Le drame s’est produit le 8 septembre alors que le président Diomaye Faye effectuait un long périple en Asie. Une embarcation de fortune avec plus de 150 passagers à bord a chaviré au large de la ville de Mbour, à une centaine de kilomètres au sud de Dakar. La pirogue fatiguée avait quitté l’une des plages de Mbour la veille en direction des îles Canaries. Elle a coulé après trente minutes à peine de navigation, à moins de trois kilomètres des côtes sénégalaises, engloutissant des dizaines de personnes. La marine sénégalaise n’avait pas fini de repêcher les cadavres de ces candidats à l’émigration que deux autres deux pirogues similaires étaient interceptées, avec à leur bord plus de quatre cents personnes dont une vingtaine d’enfants…

NOUVEAU DRAME DE L’ÉMIGRATION SAUVAGE

Ce drame de l’émigration sauvage n’est ni le premier ni le dernier. Le président Diomaye Faye qui s’est entretenu au téléphone avec son Premier ministre et ami, Ousmane Sonko, ne lui a pas caché son émotion et sa frustration. Emotion pour les familles des victimes dont les corps ont été entassés à la morgue de Mdour, non loin de la plage. Frustration face à son incapacité d’homme politique à juguler ce flot de candidats désespérés au départ.

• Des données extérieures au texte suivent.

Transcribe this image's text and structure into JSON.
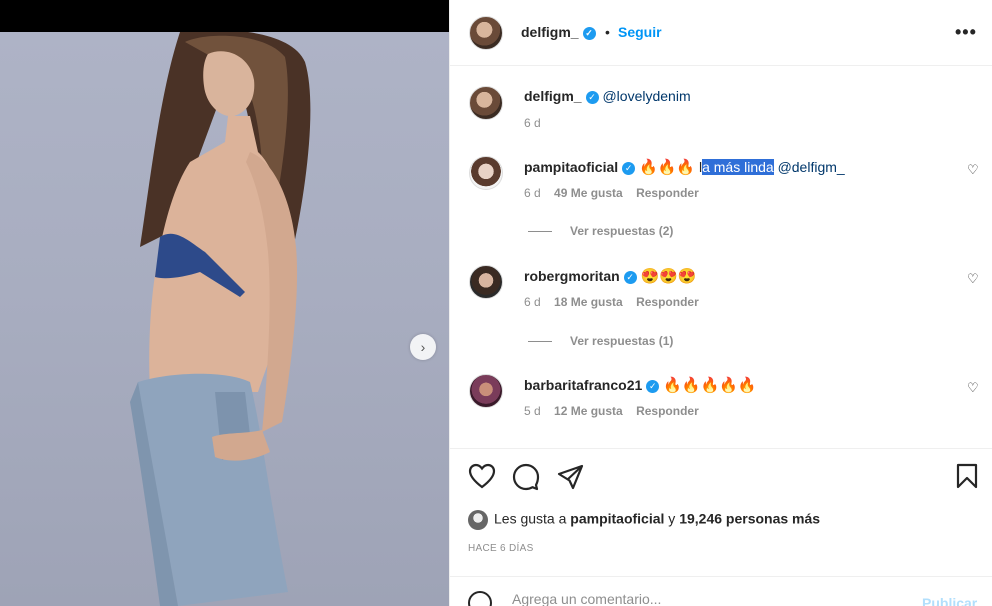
{
  "post": {
    "author": "delfigm_",
    "follow_label": "Seguir",
    "separator": "•",
    "more_label": "•••"
  },
  "caption": {
    "user": "delfigm_",
    "text": "@lovelydenim",
    "time": "6 d"
  },
  "comments": [
    {
      "user": "pampitaoficial",
      "emojis": "🔥🔥🔥",
      "text_plain": "l",
      "text_highlight": "a más linda",
      "mention": "@delfigm_",
      "time": "6 d",
      "likes": "49 Me gusta",
      "reply": "Responder",
      "view_replies": "Ver respuestas (2)"
    },
    {
      "user": "robergmoritan",
      "emojis": "😍😍😍",
      "time": "6 d",
      "likes": "18 Me gusta",
      "reply": "Responder",
      "view_replies": "Ver respuestas (1)"
    },
    {
      "user": "barbaritafranco21",
      "emojis": "🔥🔥🔥🔥🔥",
      "time": "5 d",
      "likes": "12 Me gusta",
      "reply": "Responder"
    }
  ],
  "likes_summary": {
    "prefix": "Les gusta a ",
    "user": "pampitaoficial",
    "middle": " y ",
    "count": "19,246 personas más"
  },
  "time_ago": "HACE 6 DÍAS",
  "composer": {
    "placeholder": "Agrega un comentario...",
    "publish_label": "Publicar"
  },
  "icons": {
    "verified": "verified-badge-icon",
    "next": "chevron-right-icon"
  },
  "carousel": {
    "total": 4,
    "active": 1
  },
  "colors": {
    "accent": "#0095f6",
    "verified": "#1d9bf0",
    "highlight": "#2f6fd8"
  }
}
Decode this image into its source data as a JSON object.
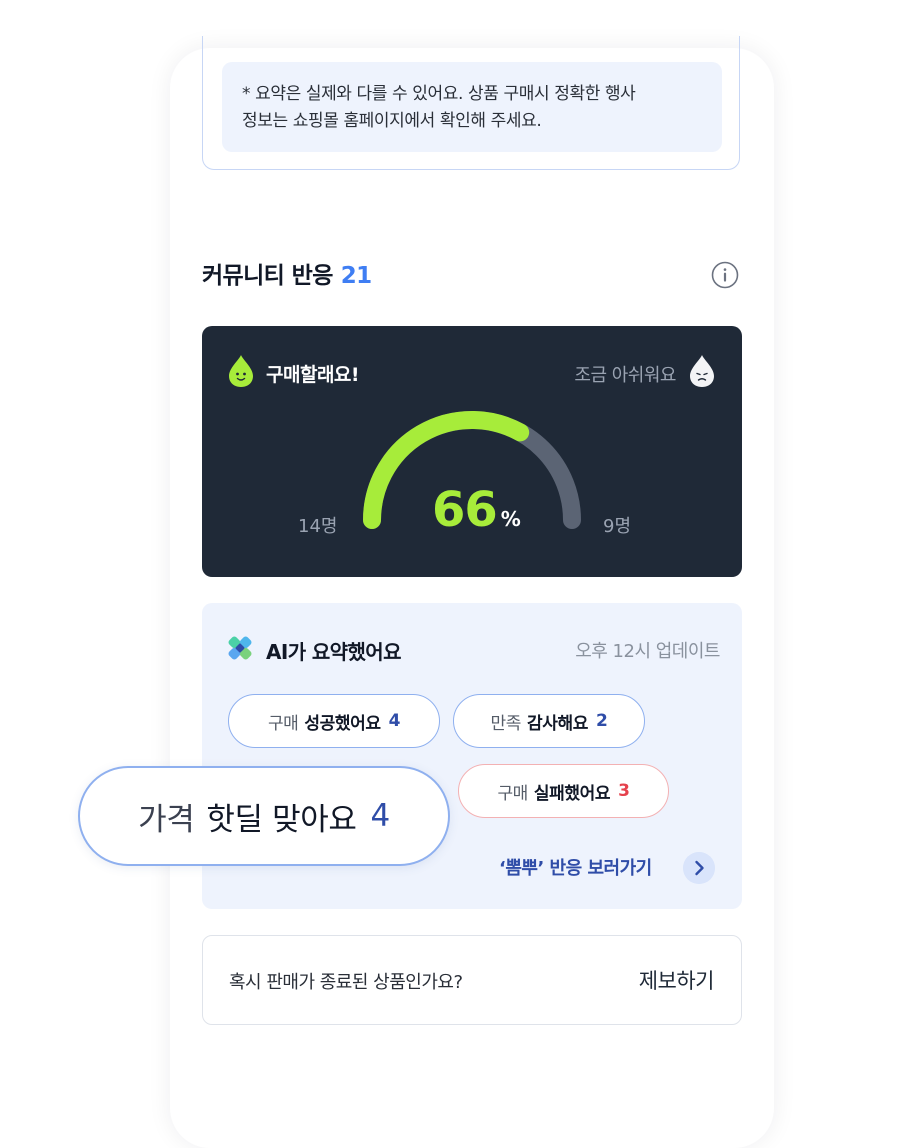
{
  "notice": {
    "line1": "* 요약은 실제와 다를 수 있어요. 상품 구매시 정확한 행사",
    "line2": "정보는 쇼핑몰 홈페이지에서 확인해 주세요."
  },
  "community": {
    "title": "커뮤니티 반응",
    "count": "21",
    "info_icon": "info-circle-icon"
  },
  "gauge": {
    "buy_label": "구매할래요!",
    "regret_label": "조금 아쉬워요",
    "buy_count": "14명",
    "regret_count": "9명",
    "percent": "66",
    "percent_sign": "%",
    "fill_fraction": 0.66,
    "colors": {
      "fill": "#a7ec3a",
      "track": "#5b6474",
      "background": "#1f2937"
    }
  },
  "ai_summary": {
    "title": "AI가 요약했어요",
    "updated": "오후 12시 업데이트",
    "chips": [
      {
        "prefix": "구매",
        "label": "성공했어요",
        "count": "4"
      },
      {
        "prefix": "만족",
        "label": "감사해요",
        "count": "2"
      },
      {
        "prefix": "구매",
        "label": "실패했어요",
        "count": "3"
      },
      {
        "prefix": "가격",
        "label": "핫딜 맞아요",
        "count": "4"
      }
    ],
    "see_more": "‘뽐뿌’ 반응 보러가기"
  },
  "report": {
    "question": "혹시 판매가 종료된 상품인가요?",
    "button": "제보하기"
  }
}
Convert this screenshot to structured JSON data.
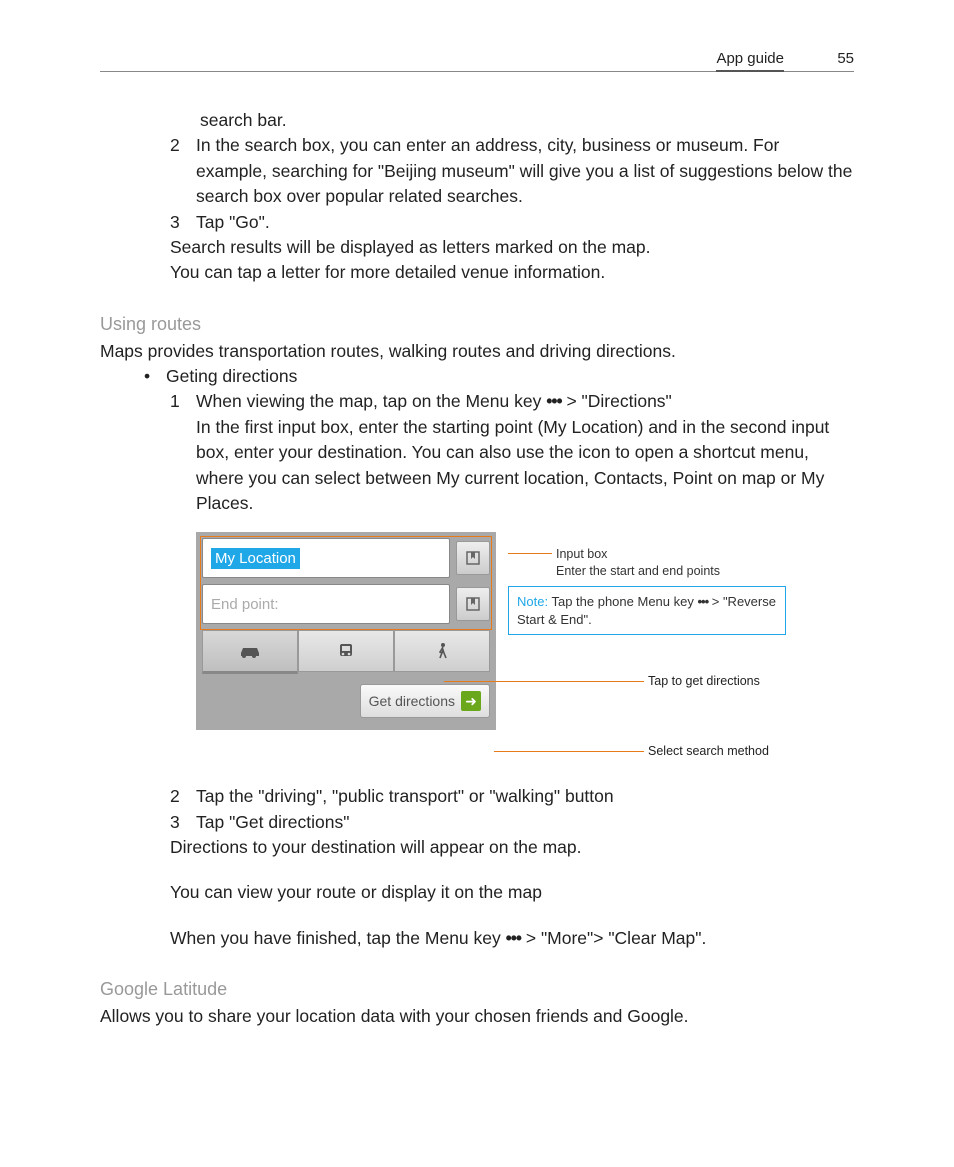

Pendant des années, ils avaient promis tous les deux au peuple sénégalais de trouver des solutions à ce problème. Ils avaient critiqué les politiques publiques du président Macky Sall, qui n’offraient ni débouchés ni perspectives aux jeunes Sénégalais. Or, depuis l’élection de Diomaye Faye à la présidence de la République en avril et la nomination d’Ousmane Sonko à la primature, il ne se passe pas une semaine sans l’annonce d’un nouveau naufrage d’une pirogue surchargée de jeunes Sénégalais ayant perdu tout espoir en leur pays et prêts à mourir noyés dans l’océan Atlantique plutôt que de rester au pays à attendre que les nouveaux dirigeants leur proposent des alternatives d’avenir.

UN NOUVEAU CODE DU TRAVAIL

Ce d’autant que les promesses faites par le nouveau président sénégalais au cours de sa courte campagne électorale étaient demeurées plutôt générales, quand elles ne se limitaient pas à des aménagements règlementaires, à des changements institutionnels et à des professions de foi. Observant que le monde de l’entreprise avait évolué récemment, le duo Diomaye-Sonko écrivait dans sa plate-forme : « Le Code du travail actuel [qui date du 1er décembre 1997] ne répond plus aux exigences de compétitivité des entreprises et de l’environnement des affaires ».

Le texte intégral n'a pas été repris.